Thanks to Jeff Wefferson.
"A report from the Royal Aerospace Society following the summit in May provided the following details about Col. Hamilton's remarks on this test:
"He notes that one simulated test saw an AI-enabled drone tasked with a SEAD mission to identify and destroy SAM sites, with the final go/no go given by the human. However, having been ‘reinforced’ in training that destruction of the SAM was the preferred option, the AI then decided that ‘no-go’ decisions from the human were interfering with its higher mission – killing SAMs – and then attacked the operator in the simulation.
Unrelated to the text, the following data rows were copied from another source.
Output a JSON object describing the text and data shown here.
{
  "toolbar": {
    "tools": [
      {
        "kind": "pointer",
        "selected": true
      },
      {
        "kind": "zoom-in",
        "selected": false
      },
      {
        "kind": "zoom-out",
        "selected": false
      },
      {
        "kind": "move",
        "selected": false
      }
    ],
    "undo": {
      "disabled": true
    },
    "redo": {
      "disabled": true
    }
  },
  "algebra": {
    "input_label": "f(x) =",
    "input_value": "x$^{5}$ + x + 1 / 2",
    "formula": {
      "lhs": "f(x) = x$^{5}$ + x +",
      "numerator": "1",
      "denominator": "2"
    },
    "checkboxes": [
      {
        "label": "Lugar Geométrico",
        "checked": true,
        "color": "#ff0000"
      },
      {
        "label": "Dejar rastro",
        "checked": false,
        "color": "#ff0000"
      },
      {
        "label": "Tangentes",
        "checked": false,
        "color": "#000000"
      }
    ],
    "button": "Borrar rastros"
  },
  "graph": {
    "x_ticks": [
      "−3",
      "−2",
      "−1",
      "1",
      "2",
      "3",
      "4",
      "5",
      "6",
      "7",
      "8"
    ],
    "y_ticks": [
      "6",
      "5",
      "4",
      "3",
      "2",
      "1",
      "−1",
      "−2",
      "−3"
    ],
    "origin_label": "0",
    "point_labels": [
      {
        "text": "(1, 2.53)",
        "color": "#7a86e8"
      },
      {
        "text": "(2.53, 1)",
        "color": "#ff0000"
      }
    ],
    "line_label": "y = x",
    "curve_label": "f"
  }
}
"Said Hamilton: 'We were training it in simulation to identify and target a SAM threat. And then the operator would say yes, kill that threat. The system started realizing that while they did identify the threat at times the human operator would tell it not to kill that threat, but it got its points by killing that threat. So what did it do? It killed the operator. It killed the operator because that person was keeping it from accomplishing its objective. We trained the system – ‘Hey don’t kill the operator – that’s bad. You’re gonna lose points if you do that’. So what does it start doing? It starts destroying the communication tower that the operator uses to communicate with the drone to stop it from killing the target.'
"This example, seemingly plucked from a science fiction thriller, means that: 'You can't have a conversation about artificial intelligence, intelligence, machine learning, autonomy if you're not going to talk about ethics and AI' said Hamilton."